The development of KRAS selective inhibitors promises to expand treatment to a broader population of patients with KRAS-mutated tumours
Discovered almost 40 years ago, the KRAS oncogene has long been an elusive target for cancer treatment. Despite its status as the most frequently mutated oncogene in human cancer, it was considered undruggable with small molecule inhibitors until recently. However, the development of mutation-selective KRAS inhibitors has ushered in a new era in cancer therapy for patients with KRAS-mutant cancers. In gastrointestinal cancers, such as pancreatic and colorectal cancers, where KRAS mutations are particularly prevalent, these advancements hold transformative potential.
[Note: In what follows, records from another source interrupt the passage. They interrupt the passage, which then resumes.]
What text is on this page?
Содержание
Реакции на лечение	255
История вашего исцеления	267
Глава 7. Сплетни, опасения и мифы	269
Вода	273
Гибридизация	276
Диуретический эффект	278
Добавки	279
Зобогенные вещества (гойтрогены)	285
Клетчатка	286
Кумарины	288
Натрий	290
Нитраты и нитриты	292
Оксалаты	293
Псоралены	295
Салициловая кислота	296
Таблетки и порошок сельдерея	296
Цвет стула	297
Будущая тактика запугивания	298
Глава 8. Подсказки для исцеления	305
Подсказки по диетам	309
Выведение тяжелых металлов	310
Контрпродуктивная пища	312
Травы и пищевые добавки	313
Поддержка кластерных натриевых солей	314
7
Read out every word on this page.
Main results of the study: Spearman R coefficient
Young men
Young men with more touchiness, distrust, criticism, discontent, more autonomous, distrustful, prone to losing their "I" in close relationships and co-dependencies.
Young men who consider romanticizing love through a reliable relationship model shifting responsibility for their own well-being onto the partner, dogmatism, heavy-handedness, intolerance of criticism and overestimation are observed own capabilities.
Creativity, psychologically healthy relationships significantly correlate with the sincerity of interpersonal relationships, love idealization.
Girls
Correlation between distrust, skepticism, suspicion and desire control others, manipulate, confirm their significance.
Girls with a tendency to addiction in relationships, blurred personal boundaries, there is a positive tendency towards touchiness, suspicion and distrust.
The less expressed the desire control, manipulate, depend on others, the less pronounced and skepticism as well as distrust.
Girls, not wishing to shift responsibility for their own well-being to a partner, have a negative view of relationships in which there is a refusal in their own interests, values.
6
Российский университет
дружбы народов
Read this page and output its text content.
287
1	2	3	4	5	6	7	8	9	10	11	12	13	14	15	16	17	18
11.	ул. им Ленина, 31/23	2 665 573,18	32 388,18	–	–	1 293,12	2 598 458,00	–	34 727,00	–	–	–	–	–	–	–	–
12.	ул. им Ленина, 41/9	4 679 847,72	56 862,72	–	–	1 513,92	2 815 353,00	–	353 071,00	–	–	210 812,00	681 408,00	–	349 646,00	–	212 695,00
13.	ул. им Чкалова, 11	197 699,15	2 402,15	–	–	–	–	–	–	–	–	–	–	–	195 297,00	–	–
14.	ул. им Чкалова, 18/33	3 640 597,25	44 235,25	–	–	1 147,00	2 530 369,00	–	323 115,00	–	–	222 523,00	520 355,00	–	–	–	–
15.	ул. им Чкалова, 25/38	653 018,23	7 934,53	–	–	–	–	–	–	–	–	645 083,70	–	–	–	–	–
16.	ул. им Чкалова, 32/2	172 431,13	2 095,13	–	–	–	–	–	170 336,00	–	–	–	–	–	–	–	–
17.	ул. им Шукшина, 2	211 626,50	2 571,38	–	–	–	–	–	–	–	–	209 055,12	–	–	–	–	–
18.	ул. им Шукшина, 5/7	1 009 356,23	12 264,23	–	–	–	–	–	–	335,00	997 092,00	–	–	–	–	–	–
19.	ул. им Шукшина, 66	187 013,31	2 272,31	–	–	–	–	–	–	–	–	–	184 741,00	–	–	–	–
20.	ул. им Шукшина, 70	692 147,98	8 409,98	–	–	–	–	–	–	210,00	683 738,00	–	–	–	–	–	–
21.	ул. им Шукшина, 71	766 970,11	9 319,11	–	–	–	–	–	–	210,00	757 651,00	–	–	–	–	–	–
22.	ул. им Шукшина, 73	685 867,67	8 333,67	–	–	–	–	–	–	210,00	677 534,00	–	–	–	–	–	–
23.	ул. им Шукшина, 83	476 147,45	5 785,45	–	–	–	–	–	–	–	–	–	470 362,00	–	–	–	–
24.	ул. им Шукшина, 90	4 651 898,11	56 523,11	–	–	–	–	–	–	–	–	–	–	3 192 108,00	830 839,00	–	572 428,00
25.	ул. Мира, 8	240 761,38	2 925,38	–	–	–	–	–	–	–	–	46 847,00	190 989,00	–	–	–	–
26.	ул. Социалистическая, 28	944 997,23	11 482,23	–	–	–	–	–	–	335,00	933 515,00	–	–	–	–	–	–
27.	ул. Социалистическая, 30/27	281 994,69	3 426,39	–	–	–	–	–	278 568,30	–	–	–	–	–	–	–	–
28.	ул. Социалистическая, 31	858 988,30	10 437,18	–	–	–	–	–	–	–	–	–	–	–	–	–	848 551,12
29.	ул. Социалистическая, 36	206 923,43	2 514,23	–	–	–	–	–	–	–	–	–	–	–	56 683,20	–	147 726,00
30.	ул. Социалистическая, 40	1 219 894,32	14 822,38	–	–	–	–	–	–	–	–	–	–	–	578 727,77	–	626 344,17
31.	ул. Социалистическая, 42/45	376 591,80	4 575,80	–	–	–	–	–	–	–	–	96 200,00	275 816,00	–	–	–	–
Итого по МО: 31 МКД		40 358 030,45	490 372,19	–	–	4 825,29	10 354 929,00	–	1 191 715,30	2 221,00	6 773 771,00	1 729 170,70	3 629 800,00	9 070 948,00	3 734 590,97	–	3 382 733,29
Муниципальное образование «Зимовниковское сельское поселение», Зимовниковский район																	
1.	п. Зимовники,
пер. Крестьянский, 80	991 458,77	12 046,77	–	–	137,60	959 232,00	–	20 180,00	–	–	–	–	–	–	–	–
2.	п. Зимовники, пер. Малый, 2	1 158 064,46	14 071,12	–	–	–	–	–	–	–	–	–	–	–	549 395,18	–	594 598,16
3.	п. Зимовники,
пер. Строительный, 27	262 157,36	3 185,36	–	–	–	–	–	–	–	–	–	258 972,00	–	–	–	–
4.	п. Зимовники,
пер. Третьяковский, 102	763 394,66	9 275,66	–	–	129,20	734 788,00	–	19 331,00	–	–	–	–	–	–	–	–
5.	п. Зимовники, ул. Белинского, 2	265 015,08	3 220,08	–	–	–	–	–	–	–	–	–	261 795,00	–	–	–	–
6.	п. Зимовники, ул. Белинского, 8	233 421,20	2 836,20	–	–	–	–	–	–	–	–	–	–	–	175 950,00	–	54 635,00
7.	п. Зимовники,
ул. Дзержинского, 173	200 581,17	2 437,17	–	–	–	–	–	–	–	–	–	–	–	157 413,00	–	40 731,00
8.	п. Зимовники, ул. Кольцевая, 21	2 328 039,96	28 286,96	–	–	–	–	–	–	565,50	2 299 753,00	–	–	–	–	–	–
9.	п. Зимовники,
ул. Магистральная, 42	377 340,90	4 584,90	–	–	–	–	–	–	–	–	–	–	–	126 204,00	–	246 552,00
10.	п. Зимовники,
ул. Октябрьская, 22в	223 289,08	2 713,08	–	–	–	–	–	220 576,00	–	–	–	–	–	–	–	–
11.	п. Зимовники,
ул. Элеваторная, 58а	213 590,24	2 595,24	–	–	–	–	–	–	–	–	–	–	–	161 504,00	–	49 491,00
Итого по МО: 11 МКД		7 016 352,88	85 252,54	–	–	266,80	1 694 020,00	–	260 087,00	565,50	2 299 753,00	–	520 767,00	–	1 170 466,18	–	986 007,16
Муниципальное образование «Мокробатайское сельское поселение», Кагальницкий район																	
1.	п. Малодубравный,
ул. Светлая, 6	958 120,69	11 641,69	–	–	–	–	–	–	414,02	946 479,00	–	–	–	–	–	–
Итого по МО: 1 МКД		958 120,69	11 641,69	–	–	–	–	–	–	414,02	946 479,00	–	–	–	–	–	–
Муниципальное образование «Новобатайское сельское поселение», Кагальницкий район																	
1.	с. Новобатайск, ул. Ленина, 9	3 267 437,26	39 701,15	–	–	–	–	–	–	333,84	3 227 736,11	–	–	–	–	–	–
The initial breakthrough in targeting KRAS was achieved with the development of inhibitors that interact specifically with the KRAS G12C mutation. Successful clinical trials led to the regulatory approval of sotorasib and adagrasib for the treatment of non-small cell lung cancer. Both agents have since demonstrated antitumour activity in colorectal cancer, particularly when combined with an EGFR inhibitor to counteract resistance mechanisms (N Engl J Med. 2023;389:2125–2139; N Engl J Med. 2022;388:44–54), and in pancreatic cancer (N Engl J Med. 2023;388:33–43; J Clin Oncol. 2023;41:4097–4106). Insights gained from G12C inhibitors have paved the way for developing mutation-selective inhibitors for more common KRAS mutations, including G12D found in up to 25% of all KRAS-mutated cancers. These inhibitors are currently entering early clinical development with high hopes for success.
Targeting the broader range of KRAS mutations beyond the most common ones presents challenges due to the impracticality of developing specific inhibitors for each mutation. This has led to the development of pan-RAS inhibitors, which target all KRAS mutations as well as wild-type KRAS and the other RAS isoforms, NRAS and HRAS. While this broad approach has the potential to benefit the large population of patients whose tumours are driven by less common KRAS mutations, it also poses a risk of toxicity to healthy cells. Nevertheless, early clinical experience indicates promising antitumour activity with manageable tolerability (Ann Oncol. 2023;34(Suppl_2):S458). In addition, recent animal studies suggest that tumour cells may be more sensitive to pan-RAS inhibitors than normal tissues (Nature. 2024;629:927–936).
The latest advancement in KRAS inhibition is the development of KRAS selective inhibitors. These agents inhibit all KRAS mutations while sparing NRAS and HRAS (Nature. 2023;619:160–166). This selectivity allows normal cellular functions mediated by NRAS and HRAS to continue while effectively targeting the mutated KRAS. If successful, these inhibitors could target over 95% of KRAS mutations, offering a comprehensive treatment option for a broad patient population.
The development of these three classes of KRAS inhibitors has the potential to transform how we treat diseases such as pancreatic and colorectal cancer. Looking to the future, it will be critical to establish the tolerability of KRAS-selective inhibitors in humans. In addition, we need to expand our understanding of why treatment resistance to KRAS inhibitors occurs and develop strategies that produce durable treatment responses. Combining KRAS inhibitors with other therapeutic modalities, such as immunotherapies, may enhance their efficacy and lead to more sustained remissions.